Maria Lactans

The Virgin Mary suckling Jesus, 1530, by Lucas Cranach the Elder (1472-1553), oil on canvas.
The Virgin Mary suckling Jesus, 1530, by Lucas Cranach the Elder (1472-1553), oil on canvas.

Mary Breastfeeding Jesus: Christmas’ Missing Icon: “It was the takeover of the crucifixion as the major symbol of God’s love for humanity” that supplanted the breast-feeding icon, she said. And that was a decisive shift from the earliest days of Christianity when “the virgin’s nursing breast, the lactating virgin, was the primary symbol of God’s love for humanity.”

I won’t deny that a suckling Jesus was a popular medieval image (and can be found in some early Christian art), but to call it the “primary symbol” of Christianity in the “earliest days” seems like a bit of overreach to me. And from someone who’s book is titled A Complex Delight: The Secularization of the Breast, 1350-1750 (NB to HuffingtonPost: Book titles should be italicized, not put in quotation marks; those represent article titles).

Regardless, how would you react to receiving a Christmas card with a breastfeeding Mary and Jesus on it?

2 thoughts on “Maria Lactans

  1. I would think it was a gratuitous attempt at shock value – especially in this culture where breastfeeding is ridiculously taboo. I would also think it was a strange picture to choose for your Christmas cards (just as I would if I got a Christmas card bearing a picture of my next-door neighbor breastfeeding her newborn daughter). But, I have no problem with the image itself, and consider it an accurate and beautiful piece of history.
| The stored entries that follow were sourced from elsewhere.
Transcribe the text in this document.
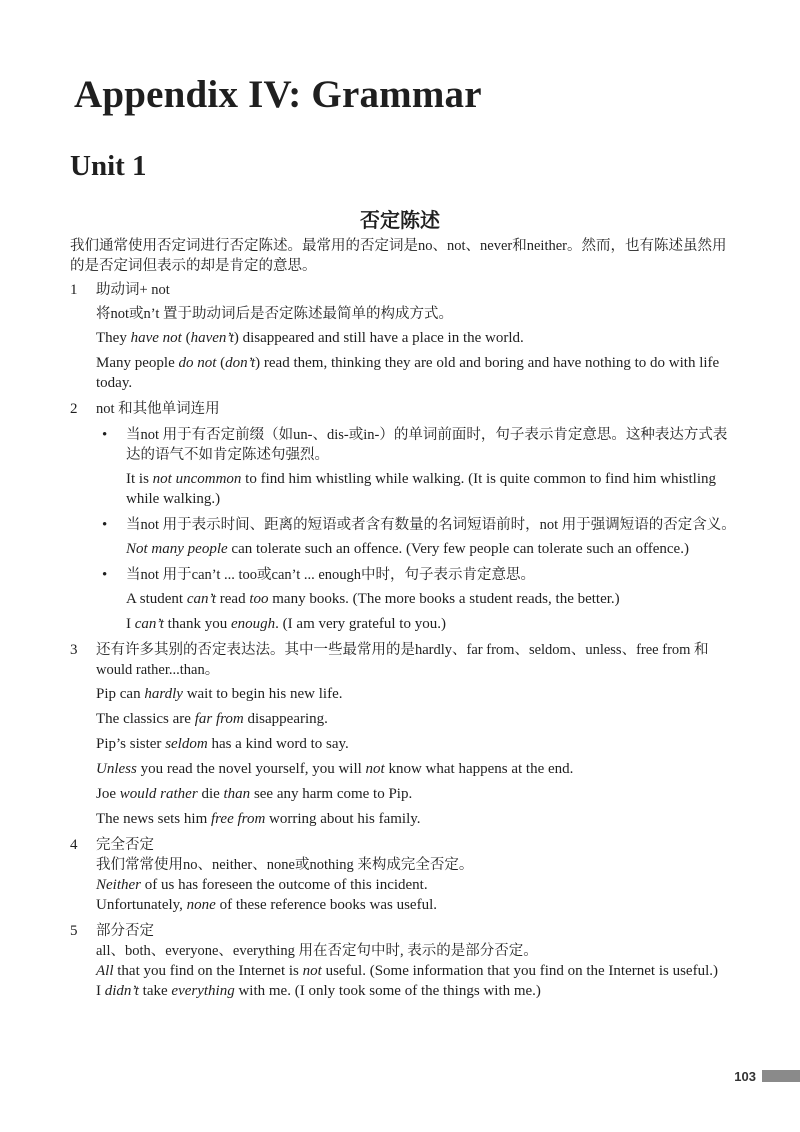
Appendix IV: Grammar
Unit 1
否定陈述

我们通常使用否定词进行否定陈述。最常用的否定词是no、not、never和neither。然而，也有陈述虽然用的是否定词但表示的却是肯定的意思。

1 助动词+ not

将not或n’t 置于助动词后是否定陈述最简单的构成方式。

They have not (haven’t) disappeared and still have a place in the world.

Many people do not (don’t) read them, thinking they are old and boring and have nothing to do with life today.

2 not 和其他单词连用

• 当not 用于有否定前缀（如un-、dis-或in-）的单词前面时，句子表示肯定意思。这种表达方式表达的语气不如肯定陈述句强烈。

It is not uncommon to find him whistling while walking. (It is quite common to find him whistling while walking.)

• 当not 用于表示时间、距离的短语或者含有数量的名词短语前时，not 用于强调短语的否定含义。

Not many people can tolerate such an offence. (Very few people can tolerate such an offence.)

• 当not 用于can’t ... too或can’t ... enough中时，句子表示肯定意思。

A student can’t read too many books. (The more books a student reads, the better.)

I can’t thank you enough. (I am very grateful to you.)

3 还有许多其别的否定表达法。其中一些最常用的是hardly、far from、seldom、unless、free from 和would rather...than。

Pip can hardly wait to begin his new life.

The classics are far from disappearing.

Pip’s sister seldom has a kind word to say.

Unless you read the novel yourself, you will not know what happens at the end.

Joe would rather die than see any harm come to Pip.

The news sets him free from worring about his family.

4 完全否定

我们常常使用no、neither、none或nothing 来构成完全否定。

Neither of us has foreseen the outcome of this incident.

Unfortunately, none of these reference books was useful.

5 部分否定

all、both、everyone、everything 用在否定句中时, 表示的是部分否定。

All that you find on the Internet is not useful. (Some information that you find on the Internet is useful.)

I didn’t take everything with me. (I only took some of the things with me.)

103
  2. Because of the way women’s breasts are regarded as a sex object in contemporary society, I would initially be uncomfortable with it or even think it disrespectful. However – that IS how Jesus was nursed – at the breast. Not a bottle, not with formula. It actually would be appropriate though I think it would not be all that well received with our current thinking in place.